ICS 278: Data Mining

Spring 2006

Who, Where, When

Instructor: Padhraic Smyth  
Lectures: Tuesday and Thursday, 11:00-12:20, CS 243

Office Hours: Friday, 9:30 to 11:00 on Fridays
 

Links:

·        Project information: pointers to data sets and general guidelines (may be accessible only from ICS machines).
  Information on how to submit project proposals is now available, due Monday April 24th, by 8am
  Infomation on software and data sets that may be useful for projects

·        General information about MATLAB

·        Tutorial background reading and suggested additional reading

Overview

This class provides a broad overview of techniques, algorithms, and applications in data mining. The first 3 or 4 weeks of the course will cover basic principles of data mining tasks, data measurement, exploratory data analysis and visualization, model structures, scoring and evaluation, as well as brief reviews of techniques for classification, regression, and clustering. The remaining 6 weeks or so will cover specific application areas in depth: topics that are likely to be included (roughly 1 per week) are text mining and information extraction, Web data mining, credit scoring and list scoring, transaction data such as market basket data, and bioinformatics data.
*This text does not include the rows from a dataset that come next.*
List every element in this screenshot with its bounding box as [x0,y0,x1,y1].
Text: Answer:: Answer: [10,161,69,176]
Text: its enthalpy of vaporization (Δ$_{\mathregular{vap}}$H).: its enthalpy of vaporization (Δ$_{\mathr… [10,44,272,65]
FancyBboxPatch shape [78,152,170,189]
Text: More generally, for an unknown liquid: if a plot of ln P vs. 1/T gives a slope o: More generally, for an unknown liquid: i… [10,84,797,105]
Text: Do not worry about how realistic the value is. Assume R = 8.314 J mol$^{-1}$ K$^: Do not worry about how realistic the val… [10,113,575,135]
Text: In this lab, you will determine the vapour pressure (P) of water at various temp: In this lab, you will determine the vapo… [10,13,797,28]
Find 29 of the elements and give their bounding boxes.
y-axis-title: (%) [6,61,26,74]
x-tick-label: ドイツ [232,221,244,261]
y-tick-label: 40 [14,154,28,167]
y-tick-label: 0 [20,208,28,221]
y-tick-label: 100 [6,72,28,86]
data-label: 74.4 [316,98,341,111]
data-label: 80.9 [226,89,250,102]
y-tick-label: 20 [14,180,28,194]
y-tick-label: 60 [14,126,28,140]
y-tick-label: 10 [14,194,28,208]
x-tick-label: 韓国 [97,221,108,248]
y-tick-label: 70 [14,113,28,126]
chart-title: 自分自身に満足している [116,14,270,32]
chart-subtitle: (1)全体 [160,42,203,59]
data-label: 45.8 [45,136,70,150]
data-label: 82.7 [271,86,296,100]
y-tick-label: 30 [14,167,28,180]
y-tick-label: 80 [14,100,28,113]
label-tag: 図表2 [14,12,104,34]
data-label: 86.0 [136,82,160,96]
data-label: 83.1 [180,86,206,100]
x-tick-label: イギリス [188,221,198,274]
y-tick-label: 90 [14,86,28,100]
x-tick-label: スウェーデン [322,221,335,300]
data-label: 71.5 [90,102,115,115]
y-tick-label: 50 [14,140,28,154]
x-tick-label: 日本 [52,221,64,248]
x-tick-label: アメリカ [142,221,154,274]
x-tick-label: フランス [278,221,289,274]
Note that a prerequisite for this class is that you have already taken a class in Machine Learning such as ICS 273 or ICS 274 or a course that covers similar material to either of these.

Syllabus and Lectures

This is the current best estimate of the lecture schedule. We may adapt/adjust the schedule as necessary during the quarter.

·         Week 1:

·         Week 2:

·         Week 3:

·         Week 4:

·         Week 5:

·         Week 6: 

·         Week 7:

·         Week 8:

·         Week 9:

·         Week 10:

 

Textbook

We will use Principles of Data Mining by Hand, Mannila, and Smyth, MIT Press, 2001. This text is fairly widely used in data mining classes so you should be able to find second-hand copies at the bookstore or via the Web.

 

Homeworks

There will be 3 or 4 homework assignments.

 

Student Projects

An important part of this class for each student will be their class project.  Details to be announced shortly on the   project information Web page and projects will also be discussed in class.

 

Grading Policy

The grading for this class will be based on:

30% for the homeworks

70% for the class project

 

Academic Honesty

Academic honesty is taken seriously. For homework problems or programming assignments you are allowed to discuss the problems or assignments verbally with other class members, but under no circumstances can you look at or copy anyone else's written solutions or code relating to homework problems or programming assignments. All problem solutions submitted must be material you have personally written during this quarter. Failure to adhere to this policy can result in a student receiving a failing grade in the class. It is the responsibility of each student to be familiar with UCI's current academic honesty policies. Please take the time to read the current UCI Senate Academic Honesty Policies (in Spring Schedule of Classes, a few pages from the end). Also you may want to look at the ICS Department's policies on academic honesty .

UCI Catalog Description

278 Data Mining (4). Introduction to the general principles of inferring useful knowledge from large data sets (commonly known as data mining or knowledge discovery). Relevant concepts from statistics, databases and data structures, optimization, artificial intelligence, and visualization are discussed in an integrated manner. Prerequisite: ICS 273 or 274 or consent of instructor.